Ed Miliband Launches Labour Party Election Manifesto

"Ich bin bereit": Die Botschaft von Labour-Chef Ed Miliband war eindeutig, er inszenierte sich als wirtschaftspolitische Stimme der Vernunft.

(Foto: Christopher Furlong/Getty)
  • Labour-Spitzenkandidat Ed Miliband macht im Wahlkampf durch einen gelungenen Auftritt Boden gut. Bisher galt er als steif und unbeholfen.
  • Bei der Vorstellung seines Wahlprogramms präsentiert er seine Partei als kompetent in Wirtschaftsfragen - eigentlich eine Domäne der Konservativen.
  • Er kündigt an, unpopuläre Reformen der aktuellen Regierung zurückzunehmen.
  • In der Labour-Partei gibt es nun wieder Hoffnung, Miliband könne die entscheidende Wende für die Unterhauswahlen am 7. Mai gelungen sein.

Von Christian Zaschke, Manchester

Ed Miliband war konzentriert. Er war souverän. Er wirkte staatsmännisch. Der Vorsitzende der britischen Labour-Partei war sogar witzig, als er am Montag in Manchester das Wahlprogramm seiner Partei vorstellte. Es war sein bester öffentlicher Auftritt seit Langem, und in der Labour-Partei besteht nun die Hoffnung, dass Miliband gut drei Wochen vor den Unterhauswahlen am 7. Mai eine entscheidende Wende gelungen sein könnte.

Zwei Dinge haben die Labour-Strategen zuletzt vor allem beschäftigt: Die Tatsache, dass die meisten Wähler der Konservativen Partei die größere wirtschaftliche Kompetenz zubilligen - und die Persönlichkeit des Chefs. Miliband wirkt bisweilen steif und unbeholfen, kürzlich musste er sich von einem Fernseh-Moderator die Frage gefallen lassen, ob er nicht einfach "ein Nord-Londoner Freak" sei.
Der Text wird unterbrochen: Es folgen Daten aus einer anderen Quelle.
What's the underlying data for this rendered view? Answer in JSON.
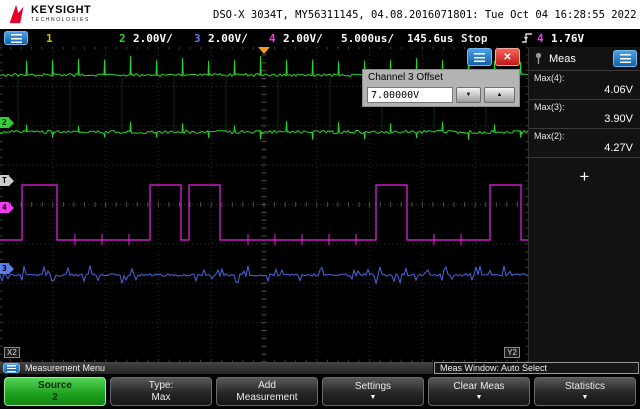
{
  "icons": {
    "close": "✕",
    "spinner_down": "▼",
    "spinner_up": "▲",
    "softkey_arrow": "▼"
  },
  "header": {
    "brand_name": "KEYSIGHT",
    "brand_sub": "TECHNOLOGIES",
    "title": "DSO-X 3034T, MY56311145, 04.08.2016071801: Tue Oct 04 16:28:55 2022"
  },
  "channel_bar": {
    "ch1_num": "1",
    "ch2_num": "2",
    "ch2_scale": "2.00V/",
    "ch3_num": "3",
    "ch3_scale": "2.00V/",
    "ch4_num": "4",
    "ch4_scale": "2.00V/",
    "timebase": "5.000us/",
    "delay": "145.6us",
    "run_state": "Stop",
    "trigger_source": "4",
    "trigger_level": "1.76V"
  },
  "dialog": {
    "title": "Channel 3 Offset",
    "value": "7.00000V"
  },
  "sidebar": {
    "title": "Meas",
    "items": [
      {
        "label": "Max(4):",
        "value": "4.06V"
      },
      {
        "label": "Max(3):",
        "value": "3.90V"
      },
      {
        "label": "Max(2):",
        "value": "4.27V"
      }
    ],
    "add_label": "+"
  },
  "status": {
    "menu_label": "Measurement Menu",
    "meas_window": "Meas Window: Auto Select"
  },
  "softkeys": [
    {
      "line1": "Source",
      "line2": "2"
    },
    {
      "line1": "Type:",
      "line2": "Max"
    },
    {
      "line1": "Add",
      "line2": "Measurement"
    },
    {
      "line1": "Settings"
    },
    {
      "line1": "Clear Meas"
    },
    {
      "line1": "Statistics"
    }
  ],
  "markers": {
    "ch2": "2",
    "trigger": "T",
    "ch4": "4",
    "ch3": "3",
    "x2": "X2",
    "y2": "Y2"
  },
  "colors": {
    "ch1": "#cfc00c",
    "ch2": "#2ed32e",
    "ch3": "#5b7fe8",
    "ch4": "#f03cf0",
    "accent_blue": "#1f7fd0",
    "close_red": "#d42020",
    "softkey_green": "#2db52d"
  },
  "waveforms": {
    "ch2": {
      "color": "#2bd42b",
      "rail_high": 28,
      "rail_low": 85
    },
    "ch4": {
      "color": "#ee22ee",
      "low": 193,
      "high": 138,
      "pulses": [
        [
          22,
          57
        ],
        [
          150,
          181
        ],
        [
          189,
          220
        ],
        [
          376,
          407
        ],
        [
          490,
          521
        ]
      ],
      "ticks": [
        75,
        102,
        129,
        248,
        275,
        302,
        329,
        356,
        434,
        461
      ]
    },
    "ch3": {
      "color": "#4a66e0",
      "base": 228
    }
  }
}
Erstmals wirkt Miliband wie ein Aspirant auf das Amt des Premiers

Bei seinem Auftritt am Montag entschied sich Miliband für die Flucht nach vorn, er stellte die Wirtschaft in den Mittelpunkt seines halbstündigen Vortrags vor Labour-Aktivisten. Die Rede war durchdacht, aber nicht spektakulär - bis hierhin war Milibands Auftritt gelungen, wenn auch nicht so bemerkenswert, dass er als potenziell entscheidender Moment des Wahlkampfs zu werten gewesen wäre.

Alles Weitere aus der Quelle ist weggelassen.